After two years of working on a novel, I finally got it polished enough that I felt ready to send out query letters to agents today. It is both exciting and nerve-wracking, this process, even as I take the next step in the journey of bringing my book to the rest of the world. I have a dear friend who has been supporting me in this project since I began, and when I told her about the query letters going out, she wanted to celebrate.

"Not yet," I told her. "I have friends who got agents but were never able to sell their books. Let's wait a bit."

She was having none of it.

"NO! That's not the point! The point is the journey--we need to celebrate this part of the journey. We don't know where it will go, but we do know where you have been. And that, my friend, is what we need to celebrate!"

She is right, of course. And it got me thinking about my kids, toiling away on their journey toward college and whatever will come after. I am always harping on about how they need to study hard, keep their grades up if they want to stay in this club or on that team, how much those things will help them when they are looking at colleges in a couple of years. They need to be planning for the future. But now I wonder if I am taking away their joy of being in those clubs and having those team experiences because I am focusing on the goal of the journey rather than the journey itself.

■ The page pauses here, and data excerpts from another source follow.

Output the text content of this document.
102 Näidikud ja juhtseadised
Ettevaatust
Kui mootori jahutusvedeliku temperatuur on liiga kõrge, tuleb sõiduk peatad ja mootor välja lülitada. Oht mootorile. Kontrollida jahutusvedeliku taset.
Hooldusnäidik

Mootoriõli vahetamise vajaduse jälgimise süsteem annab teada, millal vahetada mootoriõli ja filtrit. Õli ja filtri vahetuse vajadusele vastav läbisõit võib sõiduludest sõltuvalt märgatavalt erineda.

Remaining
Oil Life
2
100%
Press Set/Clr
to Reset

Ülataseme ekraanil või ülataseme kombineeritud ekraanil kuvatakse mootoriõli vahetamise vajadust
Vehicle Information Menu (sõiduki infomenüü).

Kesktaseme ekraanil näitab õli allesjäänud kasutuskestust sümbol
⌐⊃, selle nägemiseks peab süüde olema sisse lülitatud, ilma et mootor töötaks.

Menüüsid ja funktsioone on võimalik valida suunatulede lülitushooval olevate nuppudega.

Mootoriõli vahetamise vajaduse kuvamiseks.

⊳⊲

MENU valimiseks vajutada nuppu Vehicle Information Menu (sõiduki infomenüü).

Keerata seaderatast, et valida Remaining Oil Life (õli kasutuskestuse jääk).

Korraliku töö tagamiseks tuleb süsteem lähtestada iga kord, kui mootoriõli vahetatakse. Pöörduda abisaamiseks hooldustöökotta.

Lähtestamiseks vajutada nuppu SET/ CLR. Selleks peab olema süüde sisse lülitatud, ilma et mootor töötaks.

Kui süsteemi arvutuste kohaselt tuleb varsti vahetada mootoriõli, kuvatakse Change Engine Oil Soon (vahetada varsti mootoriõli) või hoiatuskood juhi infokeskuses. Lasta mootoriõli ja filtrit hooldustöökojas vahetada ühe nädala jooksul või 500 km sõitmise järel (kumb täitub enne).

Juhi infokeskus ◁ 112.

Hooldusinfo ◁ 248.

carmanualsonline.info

In the big scheme of things, it's all a journey. When my boys look back on these short years at home, in proportion to how many more years they'll live away from us, will they feel deprived when they think of all the shows, trips or events we didn't plan or take or see? Or will they remember these mundane days of lounging happily? Will they breathe a little more deeply at the memory of relaxing in pajamas at home with their family, cooking up the dreams they will hopefully achieve once they do leave home and head out on their own?

I can't really say, but I hope they'll recall these do-nothing days with a smile, that they'll one day appreciate the importance of resting in the midst of all the rushing. And I hope they'll continue to give themselves down time to think about their journeys, and maybe play a game of Monopoly with their own kids when they do. Yes, it's important to make the most of our time. But sometimes, that means leaving time empty so life can seep into it, filling us with the wonder and pleasure of now.